Titik balik bagi Alcott pun terjadi John Suhr, seorang pasien berusia 30 tahun yang menjalin ikatan khusus dengannya. Dia tinggal bersamanya sampai akhir hidupnya, dan ketika, setelah berjam-jam menahan rasa sakit, dia akhirnya meninggal, cengkeramannya di tangannya begitu erat sehingga dia membutuhkan bantuan untuk melepaskan jari-jarinya. Ketika kehangatan dan warna kembali ke tangan, empat tanda putih John tetap ada.
Alcott senang bisa melayani John, namun dia menyadari bahwa kematian dan rasa sakit sering kali merampas martabat pria yang dirawatnya yang berasal dari pengendalian diri. Surat-surat kabar tersebut, katanya, menggambarkan tentara tersebut sebagai “anak-anak pemberani”, namun sering kali, menurutnya, status mereka diremehkan menjadi “anak-anak yang mengantuk”.
Dalam “Hospital Sketches,” Alcott berbicara tentang dirinya sebagai “pengganti ibu, istri, atau saudara perempuan yang buruk.” Dia mencemooh gambaran “gadis bersemangat yang imajinasi patriotiknya mungkin mengelilingi kehidupan rumah sakit dengan pesona.” Hanya realisme yang bisa membantu dia. “Saya menutup perasaan saya dan kembali ke jalur tugas,” tulisnya setelah menyadari dirinya mengasihani diri sendiri.

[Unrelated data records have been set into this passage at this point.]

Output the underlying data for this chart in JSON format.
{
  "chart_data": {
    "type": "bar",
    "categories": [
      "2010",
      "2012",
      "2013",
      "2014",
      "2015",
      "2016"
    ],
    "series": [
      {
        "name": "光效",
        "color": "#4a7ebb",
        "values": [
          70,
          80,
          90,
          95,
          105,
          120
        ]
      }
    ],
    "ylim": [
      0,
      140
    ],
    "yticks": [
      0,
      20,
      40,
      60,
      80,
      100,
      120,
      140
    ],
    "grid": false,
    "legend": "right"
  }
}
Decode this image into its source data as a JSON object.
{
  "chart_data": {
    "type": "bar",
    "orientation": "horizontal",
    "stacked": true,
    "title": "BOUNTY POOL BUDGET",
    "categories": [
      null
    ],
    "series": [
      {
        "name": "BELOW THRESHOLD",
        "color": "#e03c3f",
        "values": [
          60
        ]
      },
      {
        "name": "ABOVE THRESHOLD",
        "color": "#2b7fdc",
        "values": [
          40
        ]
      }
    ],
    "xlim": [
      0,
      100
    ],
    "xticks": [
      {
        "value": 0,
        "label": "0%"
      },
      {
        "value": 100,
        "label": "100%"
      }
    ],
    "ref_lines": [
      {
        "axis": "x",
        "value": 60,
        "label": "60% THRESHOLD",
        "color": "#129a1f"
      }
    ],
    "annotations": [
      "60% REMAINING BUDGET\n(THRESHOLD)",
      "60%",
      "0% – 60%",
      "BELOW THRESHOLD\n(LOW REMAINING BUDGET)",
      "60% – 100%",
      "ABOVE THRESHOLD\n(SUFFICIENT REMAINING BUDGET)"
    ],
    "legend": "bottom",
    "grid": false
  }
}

Berdasarkan pengalamannya di rumah sakit Perang Saudara, Whitman mencatat dalam “Specimen Days” bahwa “perang sesungguhnya tidak akan pernah terjadi.” Ia berharap penjelasannya tentang perang tersebut akan memberikan gambaran sekilas tentang kengerian yang ia khawatirkan akan diabaikan ketika Perang Saudara sudah hilang dari ingatan bangsa tersebut. “Hospital Sketches” adalah upaya Alcott untuk memperpanjang umur kengerian yang sama.
Alcott kembali dari perang yang dilanda penyakit. Seperti yang ditunjukkan oleh penulis biografinya, Susan Cheever, Alcott menjadi versi menyusut dari dirinya yang dulu akibat keracunan merkuri yang dia alami dari obat kalomel yang diberikan dokter kepadanya untuk mengobati demam tifoid yang dia derita di Washington. Dia tidak akan mengeluh. “Saya tidak akan menyesal pergi,” katanya di bab terakhir “Sketsa Rumah Sakit”.
Namun pengamatan itu bukanlah kata-kata terakhir Alcott. Catatan tambahannya untuk “Sketsa Rumah Sakit” mencerminkan kekecewaannya terhadap rasisme yang dilihatnya dari banyak orang kulit putih Utara yang bekerja bersamanya. Rasisme tersebut membuatnya sedih dan mendorongnya untuk menyimpulkan: “Rumah sakit berikutnya yang saya masuki, saya harap, akan menjadi rumah sakit untuk resimen kulit berwarna.”
Mills adalah profesor sastra Amerika di Sarah Lawrence College dan penulis “Like a Holy Crusade: Mississippi 1964 – The Turning of the Civil Rights Movement in America.”